- Supreme Court of the United States

Argued October 14, 1965 Decided February 21, 1966
- Full case name: United States v. Bert N. Adams, et al.
- Citations: 383 U.S. 39 (more) 86 S. Ct. 708; 15 L. Ed. 2d 572; 1966 U.S. LEXIS 2754; 148 U.S.P.Q. (BNA) 479

Holding
- Wet battery including a combination of known elements not obvious because the operating characteristics were unexpected and improved over then-existing wet batteries.

Court membership
- Chief Justice Earl Warren Associate Justices Hugo Black · William O. Douglas Tom C. Clark · John M. Harlan II William J. Brennan Jr. · Potter Stewart Byron White · Abe Fortas

Case opinions
- Majority: Clark, joined by Warren, Black, Douglas, Harlan, Brennan, Stewart
- Dissent: White
- Fortas took no part in the consideration or decision of the case.

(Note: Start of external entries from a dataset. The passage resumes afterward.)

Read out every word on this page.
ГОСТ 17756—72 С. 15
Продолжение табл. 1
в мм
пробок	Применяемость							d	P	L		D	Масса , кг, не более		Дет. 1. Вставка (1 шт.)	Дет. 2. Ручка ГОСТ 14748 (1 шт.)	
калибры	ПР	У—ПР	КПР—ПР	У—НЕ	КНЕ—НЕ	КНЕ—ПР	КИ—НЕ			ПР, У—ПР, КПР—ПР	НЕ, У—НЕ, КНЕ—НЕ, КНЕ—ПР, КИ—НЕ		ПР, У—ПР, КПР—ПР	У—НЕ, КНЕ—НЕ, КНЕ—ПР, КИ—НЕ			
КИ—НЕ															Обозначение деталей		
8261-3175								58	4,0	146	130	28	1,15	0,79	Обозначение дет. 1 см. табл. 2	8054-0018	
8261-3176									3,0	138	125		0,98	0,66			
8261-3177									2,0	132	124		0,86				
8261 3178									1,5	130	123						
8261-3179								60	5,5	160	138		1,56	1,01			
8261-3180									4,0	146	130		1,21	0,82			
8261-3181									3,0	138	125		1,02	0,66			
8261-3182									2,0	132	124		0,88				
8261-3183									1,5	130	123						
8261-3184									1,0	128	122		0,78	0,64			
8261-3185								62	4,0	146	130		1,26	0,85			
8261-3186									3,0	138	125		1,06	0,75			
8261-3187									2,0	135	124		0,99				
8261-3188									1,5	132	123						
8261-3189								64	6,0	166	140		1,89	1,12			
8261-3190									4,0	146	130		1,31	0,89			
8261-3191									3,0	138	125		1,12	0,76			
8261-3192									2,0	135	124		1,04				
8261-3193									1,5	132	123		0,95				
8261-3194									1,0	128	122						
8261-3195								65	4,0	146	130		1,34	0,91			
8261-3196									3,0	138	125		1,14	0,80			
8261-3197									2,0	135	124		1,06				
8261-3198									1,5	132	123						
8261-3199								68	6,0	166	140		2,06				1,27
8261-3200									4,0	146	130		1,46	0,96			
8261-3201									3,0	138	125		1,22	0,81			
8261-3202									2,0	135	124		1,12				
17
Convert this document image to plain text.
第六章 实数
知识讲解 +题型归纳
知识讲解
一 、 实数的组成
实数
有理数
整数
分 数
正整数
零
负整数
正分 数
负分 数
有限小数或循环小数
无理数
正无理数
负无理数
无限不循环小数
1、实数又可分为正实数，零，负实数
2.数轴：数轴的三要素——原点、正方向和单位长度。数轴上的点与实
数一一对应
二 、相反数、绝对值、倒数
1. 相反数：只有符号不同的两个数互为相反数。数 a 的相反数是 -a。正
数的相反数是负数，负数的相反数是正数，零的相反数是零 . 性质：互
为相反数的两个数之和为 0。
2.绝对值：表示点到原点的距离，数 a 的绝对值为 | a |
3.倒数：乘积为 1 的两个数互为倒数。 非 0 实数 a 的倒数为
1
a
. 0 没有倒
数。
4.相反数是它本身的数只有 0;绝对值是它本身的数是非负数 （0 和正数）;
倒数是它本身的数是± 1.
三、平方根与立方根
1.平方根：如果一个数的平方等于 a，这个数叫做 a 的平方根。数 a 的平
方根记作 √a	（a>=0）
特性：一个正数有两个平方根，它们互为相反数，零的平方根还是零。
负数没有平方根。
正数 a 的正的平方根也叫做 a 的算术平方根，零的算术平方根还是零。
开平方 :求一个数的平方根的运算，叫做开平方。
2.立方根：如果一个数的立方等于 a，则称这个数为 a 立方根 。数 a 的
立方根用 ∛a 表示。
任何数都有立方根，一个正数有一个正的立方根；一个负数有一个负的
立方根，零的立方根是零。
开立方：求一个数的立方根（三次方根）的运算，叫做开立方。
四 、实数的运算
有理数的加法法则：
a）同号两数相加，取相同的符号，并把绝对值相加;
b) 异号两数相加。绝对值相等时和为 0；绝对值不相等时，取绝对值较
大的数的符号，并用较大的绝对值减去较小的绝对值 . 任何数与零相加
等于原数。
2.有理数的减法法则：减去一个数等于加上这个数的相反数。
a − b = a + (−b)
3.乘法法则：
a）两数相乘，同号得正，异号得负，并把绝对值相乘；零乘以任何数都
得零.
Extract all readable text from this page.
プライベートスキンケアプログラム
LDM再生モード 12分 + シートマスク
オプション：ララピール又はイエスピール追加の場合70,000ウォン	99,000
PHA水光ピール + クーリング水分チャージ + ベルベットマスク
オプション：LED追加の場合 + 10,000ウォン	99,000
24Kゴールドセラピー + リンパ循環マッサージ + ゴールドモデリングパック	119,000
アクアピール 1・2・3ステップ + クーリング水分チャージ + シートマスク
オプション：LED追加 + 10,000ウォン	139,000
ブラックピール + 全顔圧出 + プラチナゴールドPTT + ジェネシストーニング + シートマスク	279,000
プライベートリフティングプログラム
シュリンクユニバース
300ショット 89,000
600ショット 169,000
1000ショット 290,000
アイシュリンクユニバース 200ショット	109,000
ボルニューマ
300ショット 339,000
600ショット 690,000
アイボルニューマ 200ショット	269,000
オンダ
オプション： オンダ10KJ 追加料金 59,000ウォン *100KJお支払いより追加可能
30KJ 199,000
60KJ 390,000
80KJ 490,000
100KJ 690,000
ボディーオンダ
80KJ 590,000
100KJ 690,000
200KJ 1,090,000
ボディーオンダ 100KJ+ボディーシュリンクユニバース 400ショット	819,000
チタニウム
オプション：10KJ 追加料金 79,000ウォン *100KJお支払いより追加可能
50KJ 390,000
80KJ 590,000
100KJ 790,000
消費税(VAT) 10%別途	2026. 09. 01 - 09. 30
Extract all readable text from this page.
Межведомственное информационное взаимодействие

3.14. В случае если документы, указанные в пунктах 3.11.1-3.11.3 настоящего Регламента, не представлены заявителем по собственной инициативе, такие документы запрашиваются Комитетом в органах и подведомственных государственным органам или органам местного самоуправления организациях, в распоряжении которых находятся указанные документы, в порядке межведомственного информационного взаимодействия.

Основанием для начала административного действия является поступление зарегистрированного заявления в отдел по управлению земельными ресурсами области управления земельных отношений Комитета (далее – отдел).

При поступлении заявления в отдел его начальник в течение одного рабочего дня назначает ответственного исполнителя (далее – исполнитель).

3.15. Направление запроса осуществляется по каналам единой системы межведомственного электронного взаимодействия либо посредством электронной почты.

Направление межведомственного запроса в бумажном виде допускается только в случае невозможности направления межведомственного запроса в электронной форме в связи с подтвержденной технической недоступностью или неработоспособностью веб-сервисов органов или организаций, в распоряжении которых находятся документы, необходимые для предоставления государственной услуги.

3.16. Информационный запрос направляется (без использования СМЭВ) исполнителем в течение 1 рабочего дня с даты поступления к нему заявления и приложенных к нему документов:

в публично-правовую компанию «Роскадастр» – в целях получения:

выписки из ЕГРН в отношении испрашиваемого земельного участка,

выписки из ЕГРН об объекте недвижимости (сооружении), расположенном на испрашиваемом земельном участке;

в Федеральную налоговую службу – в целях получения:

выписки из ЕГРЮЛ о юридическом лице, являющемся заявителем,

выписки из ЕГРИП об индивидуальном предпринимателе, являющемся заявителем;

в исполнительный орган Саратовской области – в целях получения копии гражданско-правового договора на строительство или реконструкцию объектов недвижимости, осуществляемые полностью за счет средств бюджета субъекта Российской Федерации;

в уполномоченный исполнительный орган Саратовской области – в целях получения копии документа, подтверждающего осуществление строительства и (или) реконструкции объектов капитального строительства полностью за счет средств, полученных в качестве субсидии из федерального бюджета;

= United States v. Adams =

United States v. Adams, 383 U.S. 39 (1966), is a United States Supreme Court decision in the area of patent law. This case was later cited in KSR v. Teleflex as an example of a case satisfying the requirement for non-obviousness of a combination of known elements. It also features one of the great stories of patent litigation lore, with Adams's attorney utilizing an innovative and unique method of non-oral advocacy at oral argument in front of the Supreme Court.

== Background ==
This case was a companion case to Graham v. John Deere, decided on the same day. The United States sought review of a judgment of the Court of Claims, holding valid and infringed a patent on a wet battery issued to Adams.

The suit was brought by Adams and others holding an interest in the patent against the Government charging the Government with infringement and breach of an implied contract. The Government challenged the validity of the patent and denied that it had been infringed or that any contract for its use had ever existed.

The Trial Commissioner held that the patent was valid and infringed in part but that no contract, express or implied, had been established. The United States sought certiorari on the patent validity issue only.

The patent under consideration, U.S. No. 2,322,210, relates to a nonrechargeable electrical battery composed of two electrodes - one of magnesium and the other of cuprous chloride, with a plain or salt water electrolyte.

The specifications of the patent states that the object of the invention is to provide constant voltage and current without the use of acids and without the generation of dangerous fumes. Another object was to provide a battery which may be manufactured and distributed in a dry condition and rendered serviceable by filling the container with water. Adams did not, however, claim this important distinguishing factor of his invention.

For several years prior to filing, Adams worked in his home experimenting on the development of a wet battery. He found that when cuprous chloride and magnesium were used in either plain water or salt water, an improved battery resulted.

Less than a month after filing, Adams brought his discovery to the attention of the Army and Navy. Arrangements were made for demonstrations before experts of the United States Army Signal Corps. The Signal Corps scientists did not believe the battery was workable. In particular, a government expert with the National Bureau of Standards felt that Adams was making unusually large claims that were not convincing.

Later, the Government entered into contracts with various manufacturers to produce the battery and did not notify or seek permission from Adams.

The basic idea of chemical generation of electricity was old, tracing back to the epic discovery by Italian scientist Alessandro Volta in 1795, who found that when two dissimilar metals are placed in an electrically conductive fluid an electromotive force is set up and electricity generated. The basic elements of a chemical battery are a pair of electrodes of different electrochemical properties and a liquid or moist paste electrolyte. Various materials may be employed as electrodes, various electrolyte are possible and many combinations of these elements have been the object of considerable experimentation.

The United States challenged the validity of the Adams patent on the ground of lack of novelty as well as obviousness.

The Government argued that wet batteries comprising a zinc anode and silver chloride cathode were old in the art; and that the prior art showed that magnesium could be substituted for zinc and cuprous chloride for silver chloride.

== Opinion of the Court ==
The Court noted several errors in the Government's position. First, the Adam's battery was water-activated, which set his device apart from the prior art, even though "water-activated" was not cited in the claims. In fact, this feature plays the central role in one of the great stories of patent litigation lore: Adams's attorney arose before the Supreme Court, took a drink from his glass of water, and then dropped a tiny Adams battery into the glass. The inventive battery immediately lit a tiny light that continued to burn throughout the argument. Some accounts suggest that the attorney knew he had won the case when the Justices kept their eyes on the tiny burning light throughout the remainder of the argument.

"Despite the fact that each of the elements of the Adams battery was well known in the prior art.... [K]nown disadvantages in old devices which would naturally discourage the search for new inventions may be taken into account in determining obviousness."

The Supreme Court's Adams opinion invokes several secondary considerations in favor of nonobviousness. In particular, the Court observed that the record disclosed the skepticism of experts before the invention, the endorsement of experts after disclosure, and unexpected results. In a case that featured a great deal of prior art very close to the invention, these secondary considerations evidently played an important, perhaps even dispositive, role.